My routine continued onward….pace..drop boutonniere…re-fasten boutonniere. Maybe I am typing this just because I love saying the word boutonniere. Still, it IS what happened. Ladies from the bridal party began to arrive. This included my younger daughter, Brianna, who couldn’t resist complimenting me on my dress and my corsage. I was getting too nervous to retort at this point. It was shortly after this point that Shayna (the bride) arrived. All I can say is that she was just too beautiful for words. My wife had also arrived (looking amazing). Tom’s fiancée, Christy, also arrived with her mother. It is at this point that I must acknowledge and thank Christy for the wonderful job she did on everyone’s hair (after insisting she would only be doing the bride’s hair).

The ladies all congregated in the reception hall chattering about I don’t know what. I resumed my nervous pace in the foyer. Once again, my boutonniere fell off my vest. I decided it was time to seek some help on the matter. I turned around and saw Christy and asked if she could re-fasten my boutonniere. Christy also felt the need to outsource this solution by summoning her mother – Jean. Jean remedied my problem quite nicely. I don’t know HOW she did it but that sucker was STAYING on my vest. THANK YOU, JEAN! Once again, my pace became more of a strut (still no prancing). Once again, it was time for the next phase.

I walked with Shayna and the rest of the bridal party through an area of Highland Park called the Poet’s Garden. This allowed us to along a nice path to the wedding site without being seen by the wedding guests (or the groom). As we made it toward the end of the pathway, we began to pair up and form our proper places in line. It was at this point that two things happened. First, the world around me seemed to be suddenly running in slow motion. Secondly, I seemed to lose the ability to do the simplest thing without instructions. It was only Shayna’s voice that seemed to keep me on course and in reality.

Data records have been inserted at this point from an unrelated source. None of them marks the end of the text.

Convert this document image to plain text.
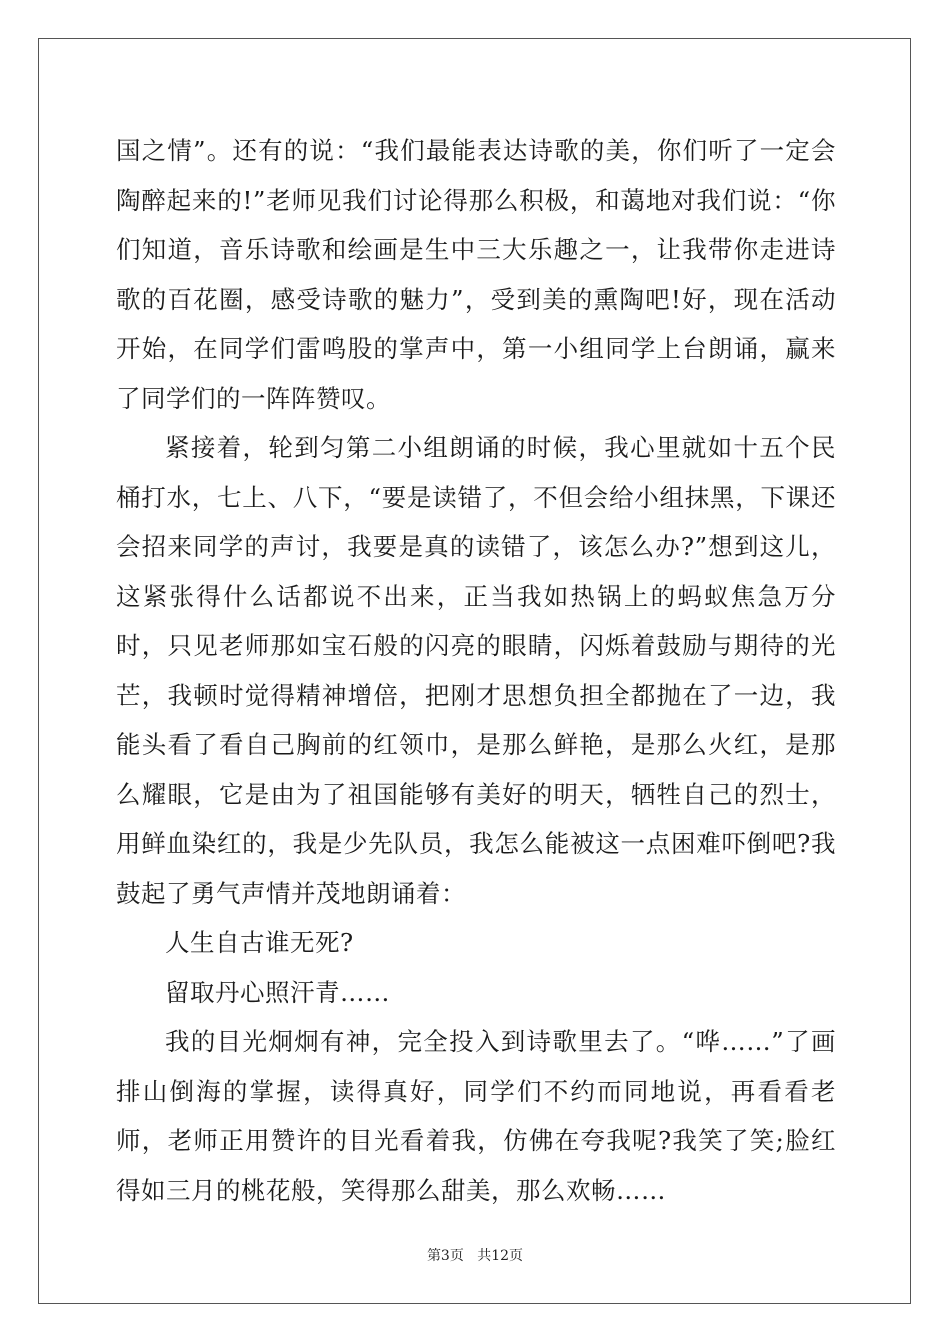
国之情”。还有的说：“我们最能表达诗歌的美，你们听了一定会陶醉起来的!”老师见我们讨论得那么积极，和蔼地对我们说：“你们知道，音乐诗歌和绘画是生中三大乐趣之一，让我带你走进诗歌的百花圈，感受诗歌的魅力”，受到美的熏陶吧!好，现在活动开始，在同学们雷鸣股的掌声中，第一小组同学上台朗诵，赢来了同学们的一阵阵赞叹。

紧接着，轮到匀第二小组朗诵的时候，我心里就如十五个民桶打水，七上、八下，“要是读错了，不但会给小组抹黑，下课还会招来同学的声讨，我要是真的读错了，该怎么办?”想到这儿，这紧张得什么话都说不出来，正当我如热锅上的蚂蚁焦急万分时，只见老师那如宝石般的闪亮的眼睛，闪烁着鼓励与期待的光芒，我顿时觉得精神增倍，把刚才思想负担全都抛在了一边，我能头看了看自己胸前的红领巾，是那么鲜艳，是那么火红，是那么耀眼，它是由为了祖国能够有美好的明天，牺牲自己的烈士，用鲜血染红的，我是少先队员，我怎么能被这一点困难吓倒吧?我鼓起了勇气声情并茂地朗诵着：

人生自古谁无死?

留取丹心照汗青……

我的目光炯炯有神，完全投入到诗歌里去了。“哗……”了画排山倒海的掌握，读得真好，同学们不约而同地说，再看看老师，老师正用赞许的目光看着我，仿佛在夸我呢?我笑了笑;脸红得如三月的桃花般，笑得那么甜美，那么欢畅……

第3页 共12页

Shayna and I were soon the last ones left to make our way to the wedding site. Again, I needed Shayna to guide me through the simplest tasks. “Fix my dress, please, Daddy.” What do you need me to do? “Just straighten out the hem so it isn’t crumpled.” OK, when do we know when to start walking up? “When they play Here Comes The Bride,  we start walking.” My heart and mind were racing but everything else was still in slow motion. I was more nervous than Lindsay Lohan’s driving instructor. I was bracing myself for the worst. What if I trip? What if I step on Shayna’s dress? Shayna and I walked forward as the music played. People stood as we walked closer and closer to the altar. We had made it. Shayna did a wonderful job leading the way and was kind enough to make it look like i was the one leading.

Luis, also a member of the family, was the minister for this wonderful event. He asked in his cheerful but thunderous bass voice: WHO GIVES THIS WOMAN TO BE MARRIED? It was at this point where everything seemed to play at normal speed again. I proudly replied: I DO! I kissed Shayna on the cheek and placed her hand in Michael’s hand. I then whispered to Michael: You kept the payments up, son. She’s all yours.

I stood next to my wife and the ceremony continued. My baby had finally become a bride.After the ceremony, we all posed for hundreds of photos. We even let the wedding photographer get a few shots. We made our way to the reception. On top of all the wonderful things I experienced to that point, I got to dance with my wife and both of my daughters. My body was in Highland Park. My heart was on Cloud Nine.

Once I got home, I changed out of my formal kilt outfit. As I was getting ready to put the outfit away, I noticed that I had forgotten to remove something. It was the one thing that, for hours, I was happily able to take for granted. I reached for the vest and happily removed the boutonniere. With this last action, a very happy, important day was over.